The inline keyword in C++ does not force inlining. It affects linkage —it allows a function to be defined in a header without violating the one-definition rule —but the compiler is free to ignore the inlining hint entirely and will do so if the cost model says it is a bad idea.

A fundamental limit of per-translation-unit compilation is that the compiler cannot inline a call to a function defined in another .cpp file. The function body is compiled separately and unavailable at the call site.

Link-Time Optimization (LTO) removes this restriction. With -flto on GCC or Clang, function bodies from all translation units are preserved in the object files in an intermediate representation, and the linker performs a whole-program optimization pass that can inline across module boundaries.

LTO can have substantial impact on programs structured with many small helper functions spread across multiple files. Enabling it requires no changes to source code.

Template Functions and Headers

C++ template functions are instantiated in each translation unit that uses them, and they are typically defined in header files. This means the compiler always has the function body available at call sites and can inline freely. The same applies to constexpr functions.

This is one reason why C++ standard library implementations put so much code in headers: inline-ability at the call site is a core part of achieving good performance from abstractions like std::vector, std::span, and std::string_view.

The Cost of Inlining

Inlining is not free. Duplicating function bodies increases code size, which can increase instruction cache pressure. A function called from many places that is inlined everywhere may make the overall binary larger in ways that slow things down more than the inlining helps.

The compiler tries to balance this automatically. Developers should resist manually marking functions __attribute__((always_inline)) or [[msvc::forceinline]] without profiling evidence that the compiler’s default decision is wrong. These annotations are occasionally necessary but more often reflect a misunderstanding of what is limiting performance.

Practical Guidelines

Keep functions small and focused. Small functions are easier to inline and the optimizer can do more with them after inlining. A function that does exactly one thing has fewer interactions with its context that could block transformations.

Put template and constexpr functions in headers. This ensures the compiler always has the body available. For non-template functions that are performance-critical and called from many places, consider putting them in headers as well, or enabling LTO to get cross-module inlining.

Enable LTO for production builds. On GCC and Clang, -flto enables whole-program inlining. The compilation and linking process takes longer, but the result often outperforms per-TU compilation meaningfully.

Use Profile-Guided Optimization (PGO) for large programs. PGO feeds runtime frequency data back into the compiler, letting it make better decisions about which call sites are worth inlining. Hot paths get aggressively inlined; cold paths are left as calls to save code size.

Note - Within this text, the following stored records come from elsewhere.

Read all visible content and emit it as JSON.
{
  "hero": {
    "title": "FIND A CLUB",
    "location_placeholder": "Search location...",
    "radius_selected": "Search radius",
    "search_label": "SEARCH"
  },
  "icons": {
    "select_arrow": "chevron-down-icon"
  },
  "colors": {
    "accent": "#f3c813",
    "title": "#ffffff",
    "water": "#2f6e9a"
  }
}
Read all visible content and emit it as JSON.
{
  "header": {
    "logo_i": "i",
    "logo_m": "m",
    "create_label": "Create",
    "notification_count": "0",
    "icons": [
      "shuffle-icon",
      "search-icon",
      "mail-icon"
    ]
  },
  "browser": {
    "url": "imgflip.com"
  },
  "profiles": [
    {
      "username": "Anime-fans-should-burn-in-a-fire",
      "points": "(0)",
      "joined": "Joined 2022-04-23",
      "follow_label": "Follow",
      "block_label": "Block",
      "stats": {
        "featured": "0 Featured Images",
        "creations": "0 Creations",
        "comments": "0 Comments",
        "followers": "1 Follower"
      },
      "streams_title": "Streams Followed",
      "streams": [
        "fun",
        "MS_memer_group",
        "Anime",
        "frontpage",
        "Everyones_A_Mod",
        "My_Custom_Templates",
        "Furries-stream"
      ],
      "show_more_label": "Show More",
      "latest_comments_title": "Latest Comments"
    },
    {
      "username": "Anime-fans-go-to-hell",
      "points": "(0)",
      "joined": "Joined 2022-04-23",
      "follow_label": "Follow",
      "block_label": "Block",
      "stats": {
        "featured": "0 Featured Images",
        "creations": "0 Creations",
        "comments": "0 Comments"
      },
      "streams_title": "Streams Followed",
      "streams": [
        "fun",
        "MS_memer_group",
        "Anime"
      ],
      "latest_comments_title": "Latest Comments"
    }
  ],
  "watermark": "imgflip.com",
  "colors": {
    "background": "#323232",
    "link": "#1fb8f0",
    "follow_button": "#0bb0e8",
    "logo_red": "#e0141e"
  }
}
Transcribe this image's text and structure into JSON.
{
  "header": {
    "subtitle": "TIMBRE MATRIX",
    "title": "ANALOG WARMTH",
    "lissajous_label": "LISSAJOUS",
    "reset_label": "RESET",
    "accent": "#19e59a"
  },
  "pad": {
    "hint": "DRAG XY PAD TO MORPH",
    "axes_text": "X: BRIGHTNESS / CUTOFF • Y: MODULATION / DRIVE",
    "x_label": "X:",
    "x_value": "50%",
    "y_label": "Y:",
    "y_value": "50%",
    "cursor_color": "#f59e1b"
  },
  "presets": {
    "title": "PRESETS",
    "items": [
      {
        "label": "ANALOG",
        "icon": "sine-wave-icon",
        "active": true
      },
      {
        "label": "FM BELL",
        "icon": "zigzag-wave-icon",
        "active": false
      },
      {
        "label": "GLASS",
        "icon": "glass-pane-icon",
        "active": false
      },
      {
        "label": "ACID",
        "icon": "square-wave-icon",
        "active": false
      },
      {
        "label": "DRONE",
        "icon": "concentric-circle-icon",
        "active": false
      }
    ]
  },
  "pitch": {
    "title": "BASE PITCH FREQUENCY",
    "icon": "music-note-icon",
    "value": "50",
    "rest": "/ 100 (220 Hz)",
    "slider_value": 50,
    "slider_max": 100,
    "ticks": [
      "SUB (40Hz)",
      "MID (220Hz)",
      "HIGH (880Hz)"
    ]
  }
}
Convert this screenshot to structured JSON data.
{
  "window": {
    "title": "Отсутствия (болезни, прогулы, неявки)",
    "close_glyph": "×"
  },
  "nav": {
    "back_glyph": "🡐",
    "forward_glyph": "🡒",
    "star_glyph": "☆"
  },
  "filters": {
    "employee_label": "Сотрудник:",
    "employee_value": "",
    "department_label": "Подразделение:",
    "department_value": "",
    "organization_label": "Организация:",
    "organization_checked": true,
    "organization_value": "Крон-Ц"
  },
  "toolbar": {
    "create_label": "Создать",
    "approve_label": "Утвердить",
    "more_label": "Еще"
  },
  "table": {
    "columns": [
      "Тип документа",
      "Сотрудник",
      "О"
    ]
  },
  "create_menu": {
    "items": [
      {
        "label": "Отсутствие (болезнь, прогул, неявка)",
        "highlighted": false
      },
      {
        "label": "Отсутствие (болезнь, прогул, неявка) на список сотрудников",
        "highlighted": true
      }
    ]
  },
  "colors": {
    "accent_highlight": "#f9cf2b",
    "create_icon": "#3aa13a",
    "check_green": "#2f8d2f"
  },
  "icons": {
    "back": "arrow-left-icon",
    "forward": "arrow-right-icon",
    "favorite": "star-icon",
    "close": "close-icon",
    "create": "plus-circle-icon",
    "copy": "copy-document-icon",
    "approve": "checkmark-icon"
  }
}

Do not trust the inline keyword to force inlining. If you need to verify that a specific function is inlined, look at the assembly output. Compiler Explorer makes this straightforward.

Summary

Inlining is best understood not as an optimization in itself but as the enabling condition for every other optimization. By copying a function’s body into its call sites, the compiler gains the global view it needs to fold constants, eliminate dead code, vectorize loops, and allocate registers across what was previously a hard boundary. Almost everything else discussed in a series on compiler optimizations either works better after inlining or only becomes possible because of it.